I realized this is just rehashing some other things people have said but with different ways of measuring it, but it shows that resolution has been commonly measured in terms of a linear, 1 dimensional factor. Think of it like the circumference of a circle, a circle is a two dimensional object, but if you double the circumference, the circle will appear twice as big, not 4x bigger. Heck, we even measure our screen sizes in diagonal - nobody is going to brag how their 60" tv is 4x the size of a 30" tv, because thats just not how we perceive images. Yes, it does have 4x the area and thus takes 4x more raw material to make, but its not 4x bigger.

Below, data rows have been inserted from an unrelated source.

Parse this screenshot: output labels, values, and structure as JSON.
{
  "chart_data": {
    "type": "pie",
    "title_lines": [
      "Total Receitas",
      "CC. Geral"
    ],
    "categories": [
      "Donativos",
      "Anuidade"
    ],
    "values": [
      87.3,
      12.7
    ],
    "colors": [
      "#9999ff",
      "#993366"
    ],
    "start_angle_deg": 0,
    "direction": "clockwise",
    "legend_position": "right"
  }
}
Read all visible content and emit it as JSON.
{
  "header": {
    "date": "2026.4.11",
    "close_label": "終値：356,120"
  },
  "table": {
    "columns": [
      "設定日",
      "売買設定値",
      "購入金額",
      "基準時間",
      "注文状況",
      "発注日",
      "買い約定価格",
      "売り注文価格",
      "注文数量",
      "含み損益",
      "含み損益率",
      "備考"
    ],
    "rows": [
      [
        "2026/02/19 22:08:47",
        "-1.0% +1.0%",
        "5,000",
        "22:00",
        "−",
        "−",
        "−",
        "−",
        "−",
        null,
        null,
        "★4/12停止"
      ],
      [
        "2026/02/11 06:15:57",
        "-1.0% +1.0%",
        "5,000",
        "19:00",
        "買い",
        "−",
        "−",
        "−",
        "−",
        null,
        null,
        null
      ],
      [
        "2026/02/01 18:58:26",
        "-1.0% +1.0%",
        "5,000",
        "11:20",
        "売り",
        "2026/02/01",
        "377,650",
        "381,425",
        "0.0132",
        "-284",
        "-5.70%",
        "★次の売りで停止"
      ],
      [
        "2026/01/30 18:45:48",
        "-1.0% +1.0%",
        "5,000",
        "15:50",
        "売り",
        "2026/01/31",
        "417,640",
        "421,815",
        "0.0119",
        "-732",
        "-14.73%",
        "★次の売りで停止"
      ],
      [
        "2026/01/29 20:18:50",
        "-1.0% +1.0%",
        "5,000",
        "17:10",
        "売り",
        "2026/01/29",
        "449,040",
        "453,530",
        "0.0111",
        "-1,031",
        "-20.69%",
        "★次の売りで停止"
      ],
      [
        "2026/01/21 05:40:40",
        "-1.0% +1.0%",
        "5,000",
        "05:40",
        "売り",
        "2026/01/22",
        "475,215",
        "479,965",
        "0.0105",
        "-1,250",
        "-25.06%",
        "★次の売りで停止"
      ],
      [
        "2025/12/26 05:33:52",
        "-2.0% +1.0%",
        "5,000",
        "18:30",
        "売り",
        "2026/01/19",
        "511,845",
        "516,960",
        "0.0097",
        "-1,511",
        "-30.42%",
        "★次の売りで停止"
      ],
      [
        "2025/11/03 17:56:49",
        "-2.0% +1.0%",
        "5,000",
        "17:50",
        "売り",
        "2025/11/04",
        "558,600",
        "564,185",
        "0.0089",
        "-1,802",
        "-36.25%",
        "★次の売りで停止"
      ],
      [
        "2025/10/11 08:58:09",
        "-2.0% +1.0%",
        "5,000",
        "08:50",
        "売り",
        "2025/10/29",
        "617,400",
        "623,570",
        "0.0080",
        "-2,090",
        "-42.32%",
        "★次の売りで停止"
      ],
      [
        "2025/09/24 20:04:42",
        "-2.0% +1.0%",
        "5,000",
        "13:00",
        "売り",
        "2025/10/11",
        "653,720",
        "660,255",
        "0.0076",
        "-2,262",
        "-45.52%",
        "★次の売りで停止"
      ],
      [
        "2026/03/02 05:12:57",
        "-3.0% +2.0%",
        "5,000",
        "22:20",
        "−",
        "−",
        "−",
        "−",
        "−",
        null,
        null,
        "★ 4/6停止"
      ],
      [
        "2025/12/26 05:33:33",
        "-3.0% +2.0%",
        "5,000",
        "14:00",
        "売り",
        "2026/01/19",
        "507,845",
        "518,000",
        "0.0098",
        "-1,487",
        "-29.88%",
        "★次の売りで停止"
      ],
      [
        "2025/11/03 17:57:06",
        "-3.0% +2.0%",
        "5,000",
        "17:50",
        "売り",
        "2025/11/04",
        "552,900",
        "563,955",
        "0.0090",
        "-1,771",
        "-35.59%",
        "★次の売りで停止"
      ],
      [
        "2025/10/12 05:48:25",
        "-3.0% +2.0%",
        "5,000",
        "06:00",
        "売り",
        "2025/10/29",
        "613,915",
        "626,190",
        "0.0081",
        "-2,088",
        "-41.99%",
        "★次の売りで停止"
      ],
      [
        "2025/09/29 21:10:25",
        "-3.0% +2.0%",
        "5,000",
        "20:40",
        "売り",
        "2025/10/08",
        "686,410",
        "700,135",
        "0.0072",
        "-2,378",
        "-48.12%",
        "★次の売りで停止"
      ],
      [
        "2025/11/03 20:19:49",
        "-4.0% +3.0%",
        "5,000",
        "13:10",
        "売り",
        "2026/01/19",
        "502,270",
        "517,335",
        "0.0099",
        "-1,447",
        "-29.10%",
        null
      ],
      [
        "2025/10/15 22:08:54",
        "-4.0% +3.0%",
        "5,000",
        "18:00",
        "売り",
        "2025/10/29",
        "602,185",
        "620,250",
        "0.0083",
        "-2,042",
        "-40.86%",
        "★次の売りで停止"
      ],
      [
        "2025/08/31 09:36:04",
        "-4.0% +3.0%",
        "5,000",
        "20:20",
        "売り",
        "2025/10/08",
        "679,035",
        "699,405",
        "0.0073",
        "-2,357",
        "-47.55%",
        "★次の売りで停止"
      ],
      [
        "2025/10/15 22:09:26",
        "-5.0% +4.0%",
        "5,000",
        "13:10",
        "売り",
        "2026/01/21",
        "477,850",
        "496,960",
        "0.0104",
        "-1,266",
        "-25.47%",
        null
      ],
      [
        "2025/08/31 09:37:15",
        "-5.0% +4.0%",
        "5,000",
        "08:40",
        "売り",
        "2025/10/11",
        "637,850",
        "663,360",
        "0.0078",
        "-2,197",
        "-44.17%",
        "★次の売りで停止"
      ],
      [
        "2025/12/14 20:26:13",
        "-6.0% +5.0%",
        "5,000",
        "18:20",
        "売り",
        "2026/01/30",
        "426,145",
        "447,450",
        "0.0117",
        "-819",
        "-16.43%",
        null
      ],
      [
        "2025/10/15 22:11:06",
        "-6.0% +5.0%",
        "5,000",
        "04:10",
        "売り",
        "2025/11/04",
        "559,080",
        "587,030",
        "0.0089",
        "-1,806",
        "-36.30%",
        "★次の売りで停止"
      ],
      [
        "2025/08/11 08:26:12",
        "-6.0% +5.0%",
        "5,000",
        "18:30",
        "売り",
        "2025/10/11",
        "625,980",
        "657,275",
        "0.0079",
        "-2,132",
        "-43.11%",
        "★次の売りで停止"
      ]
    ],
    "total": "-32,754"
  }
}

I think the same confusion started happening with digital images initially with camera megapixels (mentioned before but I'll elaborate on this too). The common pro advice on digital camera resolution was "Don't worry about megapixel counts - an 8 megapixel camera isn't twice as sharp as a 4 megapixel camera, its only 1.5x sharper but megapixel is an easier way to inflate the apparent specs." I realize the same advice was also given to emphasise that other things matter like lens quality, dynamic range, noise, color quality, etc, but I pretty clearly remember articles being written about how megapixel counts are nonsense because it look like theres a bigger difference in sensor resolution than there really is.
Long story short, we don't count pixels, but our vision works based on the apparent size of tiny circles of light and the smaller you can make the radius of those circles of light, the sharper it'll be. In the digital world, it means you do need to divide the area of a pixel by 4 to fit in twice as many pixels in each dimension, but perceived resolution is most definitely proportional to that linear resolution while assuming that its shrunk equally in both directions.
The 200x100 image with 2:1 pixel ratio didn't really resonate with me - it only has double the pixels, but it also has either "exactly the same resolution" or "double the resolution" depending on which way its measured. You really need to keep the pixel aspect ratio constant to make an apples to apples comparison of resolutions. 200x200 is definitely twice as sharp as 100x100, but a weird 2:1 pixel ratio display is only better on, for example, old computers because it gave you extra pixels to use for dithering. If you've ever played any game in monochrome hercules graphics on an old system, that has 640x200 resolution, so they could get dither the heck out of it horizontally with not too awful results despite the monochrome 1 bit display, and they could make text sharper too relative to 320x200 CGA graphics.
Its still true that 4k has 4x the pixels of 2k (1080p), but you will only perceive it to be twice as sharp at best.